Não. Para o que diz respeito à santidade, não há diferenças, graus, nem categorias. S. Juan Diego era um «ignorante». Ignorantes, os pastorinhos de Fátima. Santa Isabel de Aragão, uma mulher imersa em questões políticas. S. Nun’Álvares, também. Etc., etc., etc. É verdade que, sem sacerdotes, não haveria Igreja; sem consagrados, teria sido um deserto de espiritualidade; sem missionários, um espaço cerrado por fronteiras… Quem duvida da necessidade de tantas e tão importantes vocações? Mas, quanto à santidade, a igualdade é absoluta. «Tens obrigação de te santificar. – Tu, também. – Quem pensa que é tarefa exclusivas de sacerdotes e religiosos? / A todos, sem excepção, disse o Senhor: “Sede perfeitos, como o meu Pai Celestial é perfeito”». (Caminho, 291).

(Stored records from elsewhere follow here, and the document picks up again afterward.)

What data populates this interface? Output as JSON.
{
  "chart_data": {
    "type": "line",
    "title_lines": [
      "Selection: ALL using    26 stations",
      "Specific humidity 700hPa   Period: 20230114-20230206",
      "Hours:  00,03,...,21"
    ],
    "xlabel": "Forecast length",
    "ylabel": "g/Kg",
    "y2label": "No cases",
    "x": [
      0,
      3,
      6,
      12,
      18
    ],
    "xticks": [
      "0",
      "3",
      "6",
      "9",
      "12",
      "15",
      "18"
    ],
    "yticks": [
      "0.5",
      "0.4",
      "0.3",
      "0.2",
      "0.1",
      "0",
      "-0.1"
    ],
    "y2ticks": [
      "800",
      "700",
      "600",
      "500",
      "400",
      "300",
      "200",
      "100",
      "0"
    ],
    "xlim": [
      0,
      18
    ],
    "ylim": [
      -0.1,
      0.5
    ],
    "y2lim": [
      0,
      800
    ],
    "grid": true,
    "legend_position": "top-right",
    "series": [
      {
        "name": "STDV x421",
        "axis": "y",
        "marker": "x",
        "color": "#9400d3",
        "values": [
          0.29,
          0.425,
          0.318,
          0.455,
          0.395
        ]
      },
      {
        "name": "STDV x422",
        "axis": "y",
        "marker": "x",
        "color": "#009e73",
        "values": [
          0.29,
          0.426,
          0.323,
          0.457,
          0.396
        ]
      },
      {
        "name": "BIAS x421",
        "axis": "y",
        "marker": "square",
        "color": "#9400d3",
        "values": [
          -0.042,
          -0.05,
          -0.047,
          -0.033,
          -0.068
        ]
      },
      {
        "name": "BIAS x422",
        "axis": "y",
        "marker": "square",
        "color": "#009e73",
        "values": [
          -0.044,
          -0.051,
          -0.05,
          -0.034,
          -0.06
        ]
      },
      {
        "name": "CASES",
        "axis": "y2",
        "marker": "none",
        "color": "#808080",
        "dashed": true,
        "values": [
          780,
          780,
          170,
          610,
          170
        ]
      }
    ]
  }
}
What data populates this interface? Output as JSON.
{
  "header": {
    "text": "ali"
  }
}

Outra coisa é a dolorosa verificação de que a imensa maioria dos fiéis padece de ignorância crassa nos domínios da fé e da espiritualidade, justamente por causa dessa mentalidade ancestral que os marginaliza da santidade. Deviam ter desenvolvido a sua fé, doutrinal e prática, pelo menos em igual medida em que se desenvolveram intelectual e profissionalmente, mas, qual o quê! Inclusive entre os «praticantes», que sabe dos Evangelhos a maioria, ou do Credo? Ou sequer do Pai-Nosso? Manifestam virtudes admiráveis, tantos e tantas, mas com que relação a Deus Uno e Trino, a Nosso Senhor Jesus Cristo, à vida eterna, à vida sobrenatural?
Não interessa procurar causas, culpas e culpados; o que é urgente é dar a todos os baptizados a consciência da sua própria responsabilidade doutrinal, sacramental, ascética e apostólica, a que foram chamados pelo Baptismo. «Esta é a principal forma da catequese, porque se dirige a pessoas que têm as maiores responsabilidades e a capacidade para viverem a mensagem cristã na sua forma plenamente desenvolvida» (João Paulo II, CT, 41). Ou, como dizia muitos séculos antes S. Paulo, «até que cheguemos todos à unidade da fé e do conhecimento do Filho de Deus, ao estado do homem perfeito, segundo a estatura própria da plenitude de Cristo, para que não mais sejamos crianças flutuantes e levados ao sabor de todo o vento de doutrina» (Ef 4, 13-14).